Hizbullah’ın liderlik ettiği Suriye yanlısı ‘8 Mart’ koalisyonunda ise şu partiler bulunuyordu.

- Hizbullah (Şii)

- Meclis Başkanı Nebih Berri liderliğindeki ‘Emel Hareketi’ (Şii)

- Mişel Aun liderliğindeki ‘Ulusal Özgürlük Hareketi’ (Maruni Hıristiyan)

- Süleyman Franciye liderliğindeki ‘Marada Partisi’ (Maruni Hıristiyan)

- Fethi Yeken liderliğindeki ‘İslami Eylem Cephesi’ (Sünni)

- Bilal Şaban liderliğindeki ‘Tevhit Hareketi’ (Sünni)

- Viam Vehhab liderliğindeki ‘Arap Tevhit Partisi’ (Dürzi)

-Tallal Arslan liderliğindeki ‘Lübnan Demokrat Partisi’ (Dürzi)

2- 14 Mart İttifakı’nın hedefi neydi?

Bu atmosferde gerçekleşen 2005 seçimlerini kazanan 14 Mart ittifakı, Suriye yanlısı Cumhurbaşkanı Emil Lahud’un yerine Emin Cumeyyil’i seçmeyi ve 1559 sayılı karar çerçevesinde Hizbullah’ı silahsızlandırmayı hedef olarak ortaya koydu.

3- 14 Mart ittifakının güçlü yanları nelerdi?

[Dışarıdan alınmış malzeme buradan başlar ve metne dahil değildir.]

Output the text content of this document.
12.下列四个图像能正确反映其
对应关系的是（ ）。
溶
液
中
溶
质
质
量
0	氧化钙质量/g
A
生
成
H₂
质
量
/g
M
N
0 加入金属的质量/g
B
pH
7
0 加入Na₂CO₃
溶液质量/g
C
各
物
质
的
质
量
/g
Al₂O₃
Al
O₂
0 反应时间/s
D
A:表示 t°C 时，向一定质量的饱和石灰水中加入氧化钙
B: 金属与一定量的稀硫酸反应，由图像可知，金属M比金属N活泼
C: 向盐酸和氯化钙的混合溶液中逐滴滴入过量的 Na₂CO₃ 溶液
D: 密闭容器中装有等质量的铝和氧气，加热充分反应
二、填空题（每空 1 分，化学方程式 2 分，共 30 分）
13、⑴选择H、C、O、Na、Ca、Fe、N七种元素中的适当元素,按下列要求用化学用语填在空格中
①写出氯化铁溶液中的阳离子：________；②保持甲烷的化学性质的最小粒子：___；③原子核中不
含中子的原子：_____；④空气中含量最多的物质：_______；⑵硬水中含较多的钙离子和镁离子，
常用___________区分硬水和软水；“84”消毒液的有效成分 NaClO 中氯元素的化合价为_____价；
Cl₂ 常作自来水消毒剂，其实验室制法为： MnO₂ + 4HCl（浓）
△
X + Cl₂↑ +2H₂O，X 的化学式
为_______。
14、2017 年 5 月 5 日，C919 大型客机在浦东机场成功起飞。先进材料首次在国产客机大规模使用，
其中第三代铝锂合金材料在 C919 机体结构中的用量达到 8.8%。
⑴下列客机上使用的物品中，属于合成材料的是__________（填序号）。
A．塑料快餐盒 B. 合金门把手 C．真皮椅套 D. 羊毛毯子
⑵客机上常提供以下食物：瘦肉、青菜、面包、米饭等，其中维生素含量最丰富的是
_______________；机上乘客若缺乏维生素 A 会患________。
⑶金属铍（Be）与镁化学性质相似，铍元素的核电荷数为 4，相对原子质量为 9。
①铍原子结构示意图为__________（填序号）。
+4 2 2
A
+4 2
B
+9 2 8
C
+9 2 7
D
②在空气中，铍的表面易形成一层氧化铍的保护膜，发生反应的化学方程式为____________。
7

2004’te Amerika ve Fransa’nın girişimiyle yayımlanan ve Suriye ordusunun Lübnan’dan çıkarılmasını ve Hizbullah’ın silahsızlandırılmasını öngören 1559 sayılı BM Güvenlik Konseyi kararı ve Refik Hariri cinayetinden Suriye’nin sorumlu tutulması 14 Mart ittifakının elini güçlendiren uluslararası şartlardı.

4- 14 Mart ittifakının dış destekçileri kimlerdi?

a) Amerika: 2003’teki Irak işgalinden sonra 2005’te Büyük Ortadoğu Projesi’ni gündeme getirmişti. Suriye’nin Lübnan’dan çıkarılması ve Hizbullah’ın silahsızlandırılması, İsrail’i ‘Yeni Ortadoğu’da belirleyici hale getirecek adımlardı; 14 Martçılar ise bu adımlara destek veren yerel aktörler olarak görülüyordu.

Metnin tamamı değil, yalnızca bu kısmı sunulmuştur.